By Henry Srebrnik, [Charlottetown, PEI] Guardian
Given the recent Winter Olympics in South
Korea, and the tense relationship between North Korea and the
United States, Canadians know quite a bit about Koreans, who
together number almost 77 million people on the divided
peninsula.
But when it comes to their religious life,
that’s another matter. However, a number of faculty and students
at the University of Prince Edward Island now are aware of a bit
more, after attending a lecture on March 8 by Don Baker, a
professor of Korean Studies at the University of British
Columbia in Vancouver.
A renowned scholar of east Asian history,
especially Korea’s religious, intellectual and cultural history,
in his lecture “From the Mountains into the Cities: The
Transformation of Korean Buddhism in the Twentieth Century,” he
outlined the transformation of Buddhism in modern Korea under
the influence of Japan, changing Korean values, Christianity,
and Western ideas.
Mahayana Buddhism, one of the three main
strands of the faith, arrived on the Korean peninsula more than
1,600 years ago.
Roman Catholicism appeared in the late 18th
century, and Protestant missionaries came a century later. Both
were often persecuted by the Choson dynasty, a religiously
Confucian monarchy, which ruled the country after 1392. Even
Buddhism was marginalized.
Korea came under Japanese imperial control in
1910 and Japan occupied the country until defeat in the Second
World War 35 years later.
While Korean Christians spearheaded the
anti-imperialist movement, Buddhist monks were more inclined to
collaborate with Tokyo’s governors.
Japanese Buddhists had demanded the right to
proselytize in the cities, lifting the five-hundred year ban on
monks and nuns entering cities enforced after 1392, also
benefitting Korean Buddhists.
With the division of the peninsula along the
38th parallel into the Communist north and
non-Communist south in 1945, more than one million Christians,
strongly anti-Communist, which had lived above the line, moved
south.
South Korea’s first president, Syngman Rhee,
who ruled until 1960, was a Methodist. Christmas became a
national holiday.
More educated and urban than the Buddhists,
Christian Koreans founded universities, newspapers and
electronic media, and hospitals. Today 88 per cent of South
Koreans live in cities.
There are twice as many Christians as
Buddhists in Seoul, the South Korean capital and the country’s
largest city.
Christians were in the forefront of the
democratization movements of the 1980s that opposed the military
regimes of the time, especially the massive 1987 demonstrations
that deposed General Chun Doo-hwan and led to free elections and
civilian governments.
By then, Buddhists monks, traditionally less
willing to confront authority, had also become involved.
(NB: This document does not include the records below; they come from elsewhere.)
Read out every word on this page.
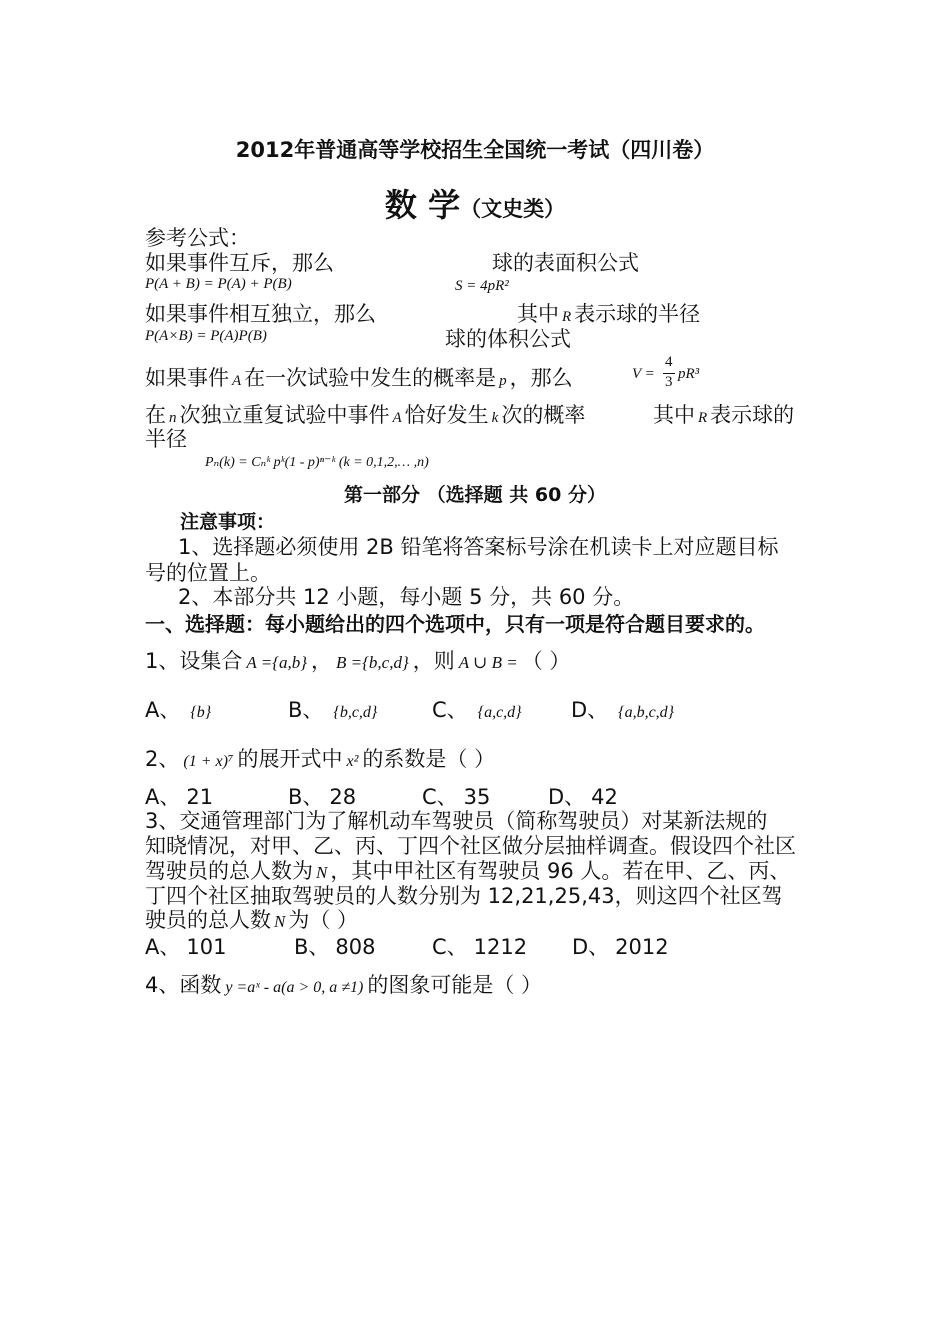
2012年普通高等学校招生全国统一考试（四川卷）
数 学（文史类）
参考公式：
如果事件互斥，那么	球的表面积公式
P(A + B) = P(A) + P(B)	S = 4pR²
如果事件相互独立，那么	其中 R 表示球的半径
P(A×B) = P(A)P(B)	球的体积公式
如果事件 A 在一次试验中发生的概率是 p ，那么	V =
4
3 pR³
在 n 次独立重复试验中事件 A 恰好发生 k 次的概率	其中 R 表示球的
半径
Pₙ(k) = Cₙᵏ pᵏ(1 - p)ⁿ⁻ᵏ (k = 0,1,2,… ,n)
第一部分 （选择题 共 60 分）
注意事项：
1、选择题必须使用 2B 铅笔将答案标号涂在机读卡上对应题目标
号的位置上。
2、本部分共 12 小题，每小题 5 分，共 60 分。
一、选择题：每小题给出的四个选项中，只有一项是符合题目要求的。
1、设集合 A ={a,b} ， B ={b,c,d} ，则 A ∪ B = （ ）
A、 {b}	B、 {b,c,d}	C、 {a,c,d} D、 {a,b,c,d}
2、 (1 + x)⁷ 的展开式中 x² 的系数是（ ）
A、 21	B、 28	C、 35	D、 42
3、交通管理部门为了解机动车驾驶员（简称驾驶员）对某新法规的
知晓情况，对甲、乙、丙、丁四个社区做分层抽样调查。假设四个社区
驾驶员的总人数为 N ，其中甲社区有驾驶员 96 人。若在甲、乙、丙、
丁四个社区抽取驾驶员的人数分别为 12,21,25,43，则这四个社区驾
驶员的总人数 N 为（ ）
A、 101	B、 808	C、 1212 D、 2012
4、函数 y =aˣ - a(a > 0, a ≠1) 的图象可能是（ ）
In order to catch up to the Christians,
Buddhists have created their own universities, radio and
television stations, and hospitals, and are now more involved in
civil society.
According to the national census conducted in
2015, 19.7 per cent of the population are Protestants, 15.5 per
cent are Buddhists, and 7.9 per cent belong to the Roman
Catholic Church; in total Christianity is the religion of 27.6
per cent of the Korean population.
Professor Baker thinks the census probably
undercounted the more rural Buddhist population.
Of the Protestant denominations, the largest
are the Presbyterian churches. In North America, he also noted,
80 per cent of Koreans are Christians.
A majority of South Koreans, 56.9 per cent,
have no formal membership in a religious organisation.
Communist North Korea does recognize a few
small “official” Buddhist, Catholic and Protestant groups, and
allows them their houses of worship, but it’s mainly in order to
show the world they allow freedom of religion; the Buddhist
temples also serve as tourist sites.
South Korea’s current president, Moon Jae-in,
elected last May, is a Roman Catholic. He has pledged to solve
the North Korean crisis by diplomatic means.